David Baron's Weblog

Fifteen years

A possible approach to shorter release cycles

Thursday, 2014-11-06, 14:12 -0800

One of the problems we've been facing with Mozilla's release cycle is that it takes a relatively long time for code to get from commit to the mozilla-central repository to get into the hands of our users. It's currently 12-18 weeks, because the current process has four repositories (central, aurora, beta, release) with most code landing on central, and with code shifting from one repository to the next every six weeks, and shipping to Firefox release users when it reaches the release repository:

[Diagram showing
flow of code across nightly, aurora, beta, and release repositories,
with movement from one to the next every six weeks, and channel
populations corresponding to each repository]

In addition to being slower than we'd like, we're not getting quite as much feedback as we'd like since the population of aurora users is relatively small and have habits much more similar to our nightly users than our release users. This means that we don't get feedback about many real-world problems until code reaches the beta channel.

One alternative that's been discussed a few times is to have one fewer channel. People have brought up some drawbacks with that approach, such as that code pulled from mozilla-central the previous day isn't necessarily ready to be shipped to large population of users on the beta channel.

To address that, I'd like to propose an alternative that shortens the path by six weeks (and removes one of the four repository stages), but keeps the four separate populations:

[Diagram
showing revised structure with three repositories, differing from
current behavior by placing the beta user population on the release
repository for the first part of the cycle but then on the aurora
repository for the bulk of the cycle]

This model differs from what we do now by eliminating the mozilla-beta repository, and thus removing six weeks from the cycle. Users on the nightly, aurora, and release channels would get code like they do now, tied to one repository. Users on the beta channel, however, could get code from the release repository for the first week or so of the cycle (right after we ship that release), and then get code from the aurora repository (which will become the next release) for the rest of the cycle. In other words, users on the beta channel won't change the version that they're running on merge day, but instead a week (or maybe two) later.
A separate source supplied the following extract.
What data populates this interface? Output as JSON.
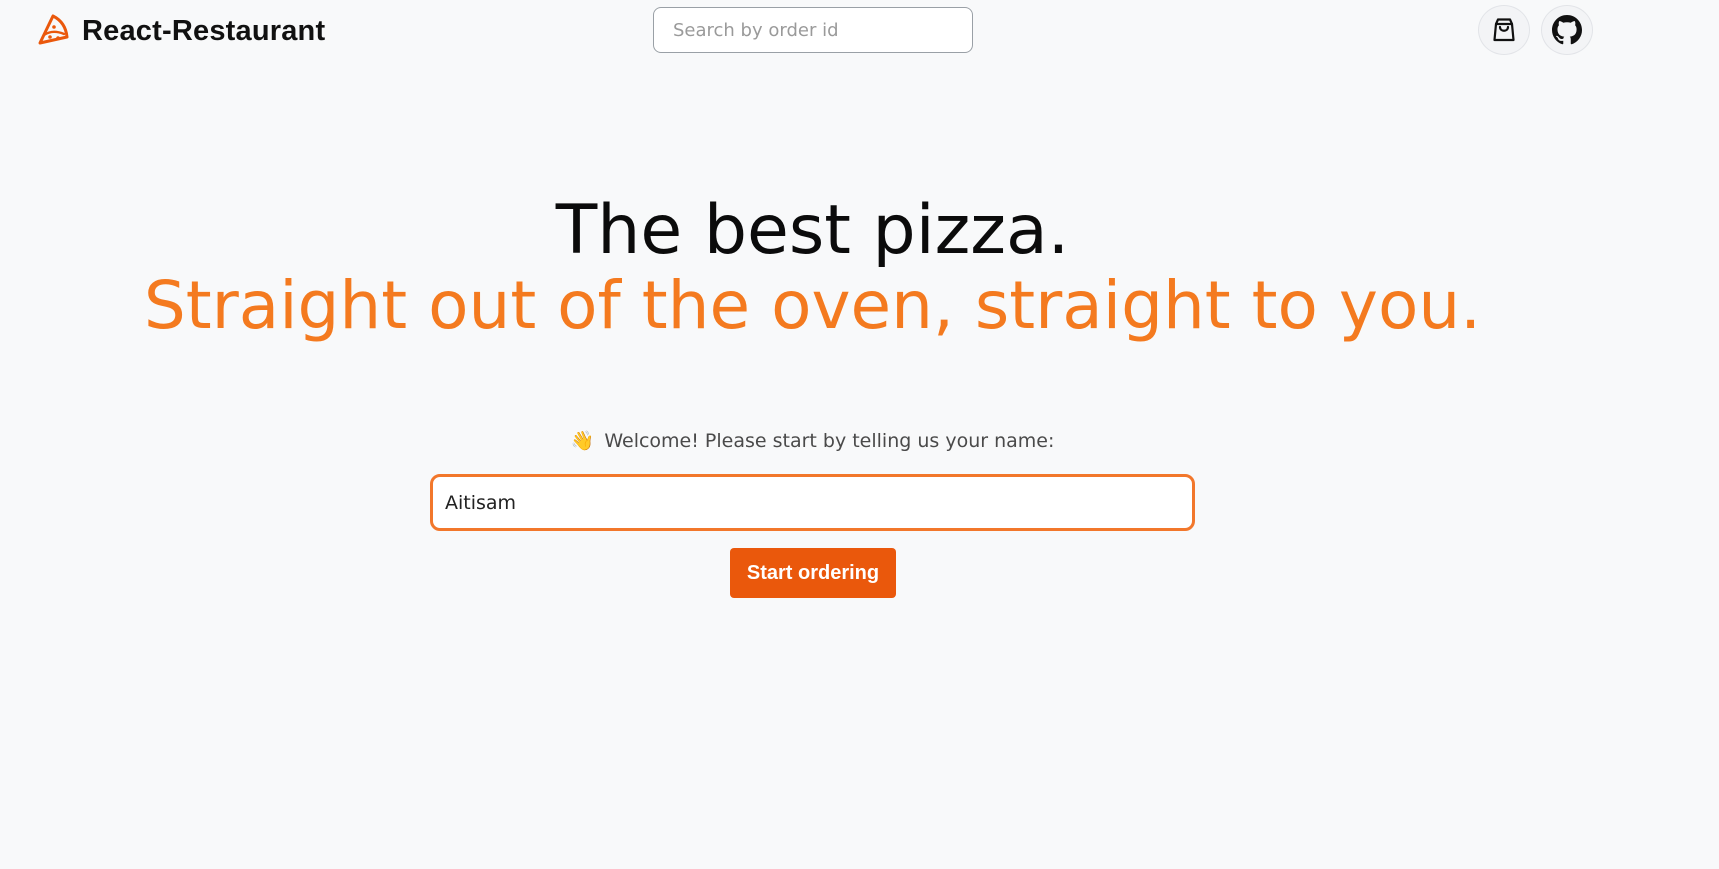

Having the beta users switch repositories has two advantages. First, it means that beta users will be able to beta-test any point releases that we ship in the first week or so of the cycle. Second, it means that we'll have a week or so to fix any serious stability problems in the aurora repository before updating all beta users to it.

To be clear, this is just my proposal for what I think we could do, not something that anyone is already planning to do. But I think it could be a good way to get us a faster release cycle that would allow us to get our work faster into our users' browsers.